Animals, Gene-Expression, Glucose-Clamp-Technique, Insulin, Insulin-Resistance, Liver, Mice-Inbred-C57BL, Mice-Knockout, Mice-Transgenic, Monosaccharide-Transport-Proteins, Muscle-Skeletal, RNA-Messenger, Receptors-Cytoplasmic-and-Nuclear, Signal-Transduction, Thiazolidinediones, Transcription-Factors

First Page

1491

Last Page

1497

JAX Source

Nat Med 2003 Dec; 9(12):1491-7.

Abstract

Thiazolidinediones (TZDs) are insulin-sensitizing drugs and are potent agonists of the nuclear peroxisome proliferator-activated receptor-gamma (PPAR-gamma).
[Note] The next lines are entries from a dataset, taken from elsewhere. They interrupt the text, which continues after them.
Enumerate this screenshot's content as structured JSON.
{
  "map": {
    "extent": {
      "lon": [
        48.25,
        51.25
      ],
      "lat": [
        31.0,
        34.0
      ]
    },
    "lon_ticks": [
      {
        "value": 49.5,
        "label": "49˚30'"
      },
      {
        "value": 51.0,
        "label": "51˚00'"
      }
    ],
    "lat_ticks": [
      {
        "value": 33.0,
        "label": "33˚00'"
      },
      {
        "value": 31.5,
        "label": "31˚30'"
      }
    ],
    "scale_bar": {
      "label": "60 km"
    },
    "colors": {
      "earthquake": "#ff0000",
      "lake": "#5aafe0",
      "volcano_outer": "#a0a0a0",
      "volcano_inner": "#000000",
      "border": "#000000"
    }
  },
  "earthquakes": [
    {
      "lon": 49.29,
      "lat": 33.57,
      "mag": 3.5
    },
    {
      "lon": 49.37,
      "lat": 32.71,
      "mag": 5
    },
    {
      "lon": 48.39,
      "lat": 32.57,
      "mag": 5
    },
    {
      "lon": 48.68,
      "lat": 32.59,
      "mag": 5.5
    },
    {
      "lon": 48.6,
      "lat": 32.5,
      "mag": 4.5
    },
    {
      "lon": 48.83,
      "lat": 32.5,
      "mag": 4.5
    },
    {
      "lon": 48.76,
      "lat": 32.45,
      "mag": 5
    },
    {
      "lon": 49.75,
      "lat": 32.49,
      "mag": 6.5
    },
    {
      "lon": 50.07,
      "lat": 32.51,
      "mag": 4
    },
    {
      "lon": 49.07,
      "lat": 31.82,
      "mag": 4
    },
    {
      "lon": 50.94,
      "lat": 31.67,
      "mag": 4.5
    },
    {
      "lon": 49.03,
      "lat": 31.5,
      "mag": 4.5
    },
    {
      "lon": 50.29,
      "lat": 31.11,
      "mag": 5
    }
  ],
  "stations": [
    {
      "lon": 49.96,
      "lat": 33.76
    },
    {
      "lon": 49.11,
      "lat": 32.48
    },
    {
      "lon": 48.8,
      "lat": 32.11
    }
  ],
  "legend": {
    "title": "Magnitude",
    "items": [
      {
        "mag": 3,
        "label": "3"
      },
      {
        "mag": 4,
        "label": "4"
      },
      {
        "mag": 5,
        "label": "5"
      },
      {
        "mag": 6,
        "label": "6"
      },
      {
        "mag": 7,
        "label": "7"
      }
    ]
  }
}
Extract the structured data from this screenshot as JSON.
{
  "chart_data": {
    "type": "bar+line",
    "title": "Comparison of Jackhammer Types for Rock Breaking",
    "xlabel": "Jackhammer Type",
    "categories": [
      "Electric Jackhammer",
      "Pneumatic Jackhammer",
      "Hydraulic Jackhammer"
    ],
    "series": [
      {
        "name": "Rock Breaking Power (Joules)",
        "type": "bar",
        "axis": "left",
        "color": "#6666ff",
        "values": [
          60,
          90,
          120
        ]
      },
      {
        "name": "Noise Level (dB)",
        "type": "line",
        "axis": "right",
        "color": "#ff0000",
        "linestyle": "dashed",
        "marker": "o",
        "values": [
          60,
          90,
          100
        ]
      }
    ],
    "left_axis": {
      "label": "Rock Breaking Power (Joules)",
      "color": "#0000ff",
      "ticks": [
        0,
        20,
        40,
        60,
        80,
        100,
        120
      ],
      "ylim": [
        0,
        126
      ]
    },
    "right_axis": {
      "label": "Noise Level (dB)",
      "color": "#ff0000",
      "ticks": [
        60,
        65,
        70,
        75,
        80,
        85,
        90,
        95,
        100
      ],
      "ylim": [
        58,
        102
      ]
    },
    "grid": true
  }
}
Although muscle is the major organ responsible for insulin-stimulated glucose disposal, PPAR-gamma is more highly expressed in adipose tissue than in muscle. To address this issue, we used the Cre-loxP system to knock out Pparg, the gene encoding PPAR-gamma, in mouse skeletal muscle. As early as 4 months of age, mice with targeted disruption of PPAR-gamma in muscle showed glucose intolerance and progressive insulin resistance. Using the hyperinsulinemic-euglycemic clamp technique, the in vivo insulin-stimulated glucose disposal rate (IS-GDR) was reduced by approximately 80% and was unchanged by 3 weeks of TZD treatment. These effects reveal a crucial role for muscle PPAR-gamma in the maintenance of skeletal muscle insulin action, the etiology of insulin resistance and the action of TZDs.